Activation of miR-150 by NF-κB p65 results in downregulation of TRPC6 expression and promotion of IRI in the kidney.
研究 NF-κB p65 如何激活 miR-150 抑制 TRPC6 表达并促进肾缺血再灌注损伤。
采用 qPCR 检测缺氧再灌注处理的 HK-2 细胞和缺血再灌注(I/R)损伤大鼠肾组织中 miR-150、NF-B p65 和 TRPC6 的转录,采用 Western blot(WB)分析检测 NF-κB p65 和 TRPC6 的蛋白产生,采用 H&E 染色评估大鼠肾组织的组织学评分。使用 TACS TdT 原位细胞凋亡检测试剂盒评估 I/R 损伤后肾组织细胞的凋亡率。检测大鼠血肌酐(Cr)和血尿素氮(BUN)水平,以评估肾功能损伤。采用 ELISA 试剂盒检测 HK-2 细胞和大鼠肾组织细胞中炎症细胞因子 IL-1β、IL-10 和 TNF-α 的浓度。采用 FITC 和 CCK-8 分析 HK-2 细胞的死亡率和细胞增殖。采用双荧光素酶报告基因检测分析 NF-κB p65 与 miR-150 启动子之间的结合机制及其对 TRPC6 的损害作用,采用 ChIP assay 验证 NF-κB p65 对 miR-150 的激活作用。

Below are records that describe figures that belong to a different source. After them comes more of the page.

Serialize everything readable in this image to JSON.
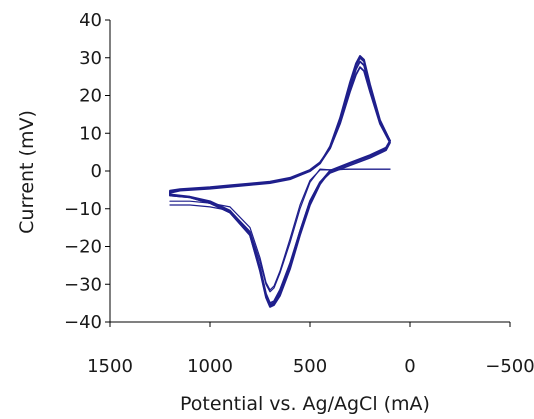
{
  "chart_data": {
    "type": "line",
    "title": "",
    "xlabel": "Potential vs. Ag/AgCl (mA)",
    "ylabel": "Current (mV)",
    "xlim": [
      1500,
      -500
    ],
    "ylim": [
      -40,
      40
    ],
    "x_reversed": true,
    "x_ticks": [
      1500,
      1000,
      500,
      0,
      -500
    ],
    "x_tick_labels": [
      "1500",
      "1000",
      "500",
      "0",
      "−500"
    ],
    "y_ticks": [
      40,
      30,
      20,
      10,
      0,
      -10,
      -20,
      -30,
      -40
    ],
    "y_tick_labels": [
      "40",
      "30",
      "20",
      "10",
      "0",
      "−10",
      "−20",
      "−30",
      "−40"
    ],
    "grid": false,
    "legend": "none",
    "line_color": "#1f1f8c",
    "series": [
      {
        "x": [
          100,
          120,
          200,
          300,
          400,
          450,
          500,
          550,
          600,
          650,
          680,
          700,
          720,
          750,
          800,
          900,
          1000,
          1100,
          1200,
          1200,
          1150,
          1000,
          900,
          800,
          700,
          600,
          500,
          450,
          400,
          350,
          300,
          270,
          250,
          230,
          200,
          150,
          100
        ],
        "y": [
          8,
          6,
          4,
          2,
          0,
          -3,
          -8,
          -16,
          -25,
          -32,
          -35,
          -35.5,
          -33,
          -26,
          -17,
          -11,
          -8.5,
          -7,
          -6.5,
          -5.5,
          -5,
          -4.5,
          -4,
          -3.5,
          -3,
          -2,
          0,
          2,
          6,
          13,
          22,
          27,
          29,
          28,
          22,
          13,
          8
        ]
      },
      {
        "x": [
          100,
          120,
          200,
          300,
          400,
          450,
          500,
          550,
          600,
          650,
          680,
          700,
          720,
          750,
          800,
          900,
          1000,
          1100,
          1200,
          1200,
          1150,
          1000,
          900,
          800,
          700,
          600,
          500,
          450,
          400,
          350,
          300,
          270,
          250,
          230,
          200,
          150,
          100
        ],
        "y": [
          8,
          6,
          4,
          2,
          0,
          -3.5,
          -9,
          -17,
          -26,
          -33,
          -35.5,
          -36,
          -33.5,
          -26.5,
          -17,
          -11,
          -8.5,
          -7,
          -6.5,
          -5.8,
          -5.2,
          -4.7,
          -4.2,
          -3.7,
          -3.2,
          -2.2,
          0,
          2,
          6.5,
          14,
          23.5,
          28.5,
          30.5,
          29.5,
          23,
          13.5,
          8
        ]
      },
      {
        "x": [
          100,
          120,
          200,
          300,
          400,
          450,
          500,
          550,
          600,
          650,
          680,
          700,
          720,
          750,
          800,
          900,
          1000,
          1100,
          1200,
          1200,
          1150,
          1000,
          900,
          800,
          700,
          600,
          500,
          450,
          400,
          350,
          300,
          270,
          250,
          230,
          200,
          150,
          100
        ],
        "y": [
          7.5,
          5.5,
          3.5,
          1.5,
          -0.5,
          -3,
          -8,
          -16,
          -24.5,
          -31.5,
          -34.5,
          -35,
          -32.5,
          -25.5,
          -16.5,
          -10.5,
          -8,
          -6.8,
          -6.2,
          -5.2,
          -4.8,
          -4.3,
          -3.8,
          -3.3,
          -2.8,
          -1.8,
          0.3,
          2.3,
          6,
          12.5,
          21,
          25.5,
          27.5,
          26.5,
          21,
          12.5,
          7.5
        ]
      },
      {
        "x": [
          100,
          120,
          200,
          300,
          400,
          450,
          500,
          550,
          600,
          650,
          680,
          700,
          720,
          750,
          800,
          900,
          1000,
          1100,
          1200,
          1200,
          1150,
          1000,
          900,
          800,
          700,
          600,
          500,
          450,
          400,
          350,
          300,
          270,
          250,
          230,
          200,
          150,
          100
        ],
        "y": [
          8,
          6.2,
          4.2,
          2.2,
          0.1,
          -3.2,
          -8.5,
          -16.5,
          -25.5,
          -32.5,
          -35.2,
          -35.8,
          -33.2,
          -26.2,
          -16.8,
          -10.8,
          -8.2,
          -6.9,
          -6.4,
          -5.6,
          -5,
          -4.5,
          -4,
          -3.5,
          -3,
          -2,
          0.1,
          2.1,
          6.3,
          13.5,
          23,
          28,
          30,
          29,
          22.5,
          13.2,
          8
        ]
      },
      {
        "x": [
          100,
          200,
          300,
          400,
          450,
          500,
          550,
          600,
          650,
          680,
          700,
          720,
          750,
          800,
          900,
          1000,
          1100,
          1200
        ],
        "y": [
          0.5,
          0.5,
          0.5,
          0.3,
          0.5,
          -3,
          -10,
          -19,
          -27,
          -31,
          -32,
          -30,
          -24,
          -16,
          -10.5,
          -9.5,
          -9,
          -9
        ]
      },
      {
        "x": [
          100,
          200,
          300,
          400,
          450,
          500,
          550,
          600,
          650,
          680,
          700,
          720,
          750,
          800,
          900,
          1000,
          1100,
          1200
        ],
        "y": [
          0.5,
          0.5,
          0.5,
          0.3,
          0.3,
          -2.5,
          -9,
          -18,
          -26.5,
          -30.5,
          -31.5,
          -29.5,
          -23,
          -15,
          -9.5,
          -8.5,
          -8,
          -8
        ]
      }
    ]
  }
}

I/R 后大鼠肾组织中 NF-κB p65 的表达明显上调。通过双荧光素酶报告基因检测,我们证明了 NF-B p65 与 miR-150 启动子位置的特异性结合是可行的,这导致了启动子活性的增强。当 miR-150 过表达时,我们观察到细胞增殖明显减少。同时,细胞凋亡率显著增加,促炎细胞因子 IL-1β、IL-10 和 TNF-α 的含量也显著增加。通过双荧光素酶报告基因检测,我们发现 miR-150 转染降低了 TRPC6-WT 组中荧光素酶的功能,而 TRPC6-MUT 组中荧光素酶活性保持不变,表明 miR-150 是 TRPC6 的靶向抑制剂。在大鼠肾 I/R 模型中,当在大鼠肾 I/R 模型中抑制 miR-150 或过表达 TRPC6 时,大鼠肾组织的组织学评分显著降低,大鼠肾组织中促炎细胞因子 IL-1β、IL-10、TNF-α、肌酐(Cr)和血尿素氮(BUN)含量以及肾组织细胞凋亡率也显著降低。
NF-κB p65 激活 miR-150 导致肾组织中 TRPC6 表达下调并促进 IRI。